BBB: Was hat sich seitdem verändert – technisch, künstlerisch, menschlich?

Gladbach: Heute gibt es weniger Raum für klassische Bandkultur. Alles muss in 30 oder 60 Sekunden erzählt und gezeigt werden – die Aufmerksamkeitsspanne endet nach fünf Zeilen auf dem Telefondisplay.

BBB: Fühlt ihr euch heute noch in einer Szene zu Hause?

Flucht: Das Pleasure-Principle-Raumschiff fliegt wieder durchs Musikall – und wir fühlen uns in unserem eigenen Orbit maximal wohl.
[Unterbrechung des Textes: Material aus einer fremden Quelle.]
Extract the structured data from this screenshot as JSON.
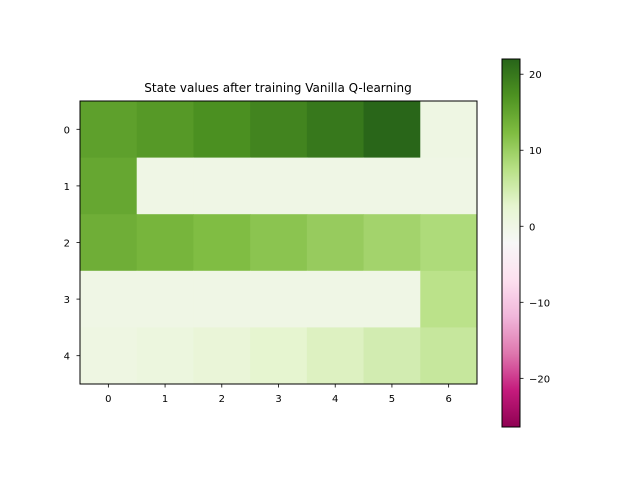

Ein bisschen wie früher: Wir waren schon immer lieber unabhängig.

Gibt es Songs, die heute eine neue Bedeutung für euch haben?

Gladbach: Ja, drei neue deutschsprachige Songs bedeuten uns sehr viel.

Flucht: Erschreckend ist aber auch die anhaltende Aktualität von „What Did You Give“ von unserem ersten Album – über die Unsinnigkeit von Kriegen und die Ungerechtigkeit durch Geburt. Leider hat sich daran bis heute nichts zum Positiven verändert.

BBB: Soll Pleasure Principle jetzt endgültig wieder neu leuchten?

Flucht: Aber sowas von! Pleasure Principle – Sternengefühl!